Acho que os propagandistas deviam meditar nesta frase e conter o seu entusiasmo. Na realidade, a senhora Merkel ultrapassou uma linha muito delicada e criticou um parlamento de outro país.

Compreendo a frustração da chanceler, sei que tem eleições muito complicadas dentro de dias e que a declaração era para consumo interno, mas a Alemanha tem horror a parecer o elefante dentro da loja de cristais e foi isso mesmo que pareceu. A frase é extremamente infeliz.

 

O Conselho Europeu, onde a senhora Merkel tem uma opinião decisiva, é um órgão intergovernamental e não consta que ali se critiquem decisões de parlamentos. Estas aceitam-se. Se a chefe de governo da Alemanha criticasse uma decisão do parlamento britânico, por exemplo, imagine-se a comoção nas ilhas britânicas. Se o primeiro-ministro português criticasse uma decisão do Bundestag, que diria a senhora Merkel? O óbvio: é uma decisão da nossa democracia e não lhe diz respeito.

 

A senhora Merkel tem todo o direito de criticar o governo português por não poder concretizar um plano muito apropriado que apresentou no Conselho Europeu. Tem o direito de criticar Portugal pelo estado das suas finanças, que os contribuintes alemães terão provavelmente de financiar. Tem o direito de defender os interesses da Alemanha e de o dizer no seu parlamento.

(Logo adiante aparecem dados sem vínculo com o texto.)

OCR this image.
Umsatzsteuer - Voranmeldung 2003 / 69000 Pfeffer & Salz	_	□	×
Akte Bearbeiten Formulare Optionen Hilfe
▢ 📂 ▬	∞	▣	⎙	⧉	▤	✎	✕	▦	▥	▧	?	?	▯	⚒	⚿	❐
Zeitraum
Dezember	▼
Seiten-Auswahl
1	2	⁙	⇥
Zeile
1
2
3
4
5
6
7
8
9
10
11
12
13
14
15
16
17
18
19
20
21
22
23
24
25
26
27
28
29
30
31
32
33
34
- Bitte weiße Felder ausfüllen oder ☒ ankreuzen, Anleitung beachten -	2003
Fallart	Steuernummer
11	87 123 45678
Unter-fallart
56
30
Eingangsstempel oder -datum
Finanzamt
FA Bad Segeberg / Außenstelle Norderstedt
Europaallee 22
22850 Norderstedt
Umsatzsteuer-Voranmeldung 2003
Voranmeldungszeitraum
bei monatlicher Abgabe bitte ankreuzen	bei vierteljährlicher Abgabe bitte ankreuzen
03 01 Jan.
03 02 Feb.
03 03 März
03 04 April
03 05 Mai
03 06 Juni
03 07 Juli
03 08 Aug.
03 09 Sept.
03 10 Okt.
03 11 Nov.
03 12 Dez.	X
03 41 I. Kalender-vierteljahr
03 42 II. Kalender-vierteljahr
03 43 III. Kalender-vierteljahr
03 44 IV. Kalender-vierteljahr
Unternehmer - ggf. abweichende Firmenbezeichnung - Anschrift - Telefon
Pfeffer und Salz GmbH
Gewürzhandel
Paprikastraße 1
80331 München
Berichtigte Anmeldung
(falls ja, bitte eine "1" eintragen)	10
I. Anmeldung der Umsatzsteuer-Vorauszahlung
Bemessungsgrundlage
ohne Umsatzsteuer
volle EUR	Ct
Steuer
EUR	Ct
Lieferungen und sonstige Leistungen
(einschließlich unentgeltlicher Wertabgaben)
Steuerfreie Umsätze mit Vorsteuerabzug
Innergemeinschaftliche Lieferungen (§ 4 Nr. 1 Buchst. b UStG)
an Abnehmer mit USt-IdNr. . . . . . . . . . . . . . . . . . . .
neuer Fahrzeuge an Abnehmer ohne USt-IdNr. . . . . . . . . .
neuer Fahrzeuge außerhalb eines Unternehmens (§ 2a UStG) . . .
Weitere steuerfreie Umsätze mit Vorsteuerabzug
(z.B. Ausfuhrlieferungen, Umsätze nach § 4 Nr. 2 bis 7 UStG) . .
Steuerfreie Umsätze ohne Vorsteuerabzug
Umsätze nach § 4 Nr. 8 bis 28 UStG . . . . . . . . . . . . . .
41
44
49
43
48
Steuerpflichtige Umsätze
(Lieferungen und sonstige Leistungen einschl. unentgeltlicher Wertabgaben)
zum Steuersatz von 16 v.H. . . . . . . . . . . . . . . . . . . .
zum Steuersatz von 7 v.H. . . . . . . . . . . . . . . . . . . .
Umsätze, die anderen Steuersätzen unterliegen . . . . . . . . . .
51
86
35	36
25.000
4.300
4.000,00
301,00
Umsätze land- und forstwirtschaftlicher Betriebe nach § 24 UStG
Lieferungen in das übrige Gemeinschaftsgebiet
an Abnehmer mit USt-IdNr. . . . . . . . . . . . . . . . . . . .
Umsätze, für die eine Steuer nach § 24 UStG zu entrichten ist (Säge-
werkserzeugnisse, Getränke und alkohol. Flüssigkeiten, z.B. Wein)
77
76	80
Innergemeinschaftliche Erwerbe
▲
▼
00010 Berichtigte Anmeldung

Mas a União Europeia ainda não permite a crítica a decisões democráticas de parlamentos. O governo Sócrates era minoritário e dependia de outros partidos, que não consultou. A senhora Merkel de certeza que sabia disso. Criticar decisões de parlamentos nacionais não vem nos tratados e não pertence à tradição das declarações dos chefes de Governo europeus, pelo menos em público.

 

Os blogues têm destas coisas: o meu post foi escrito ao mesmo tempo do de Luís Menezes Leitão, mais abaixo, onde se explica muito melhor o que está aqui em causa.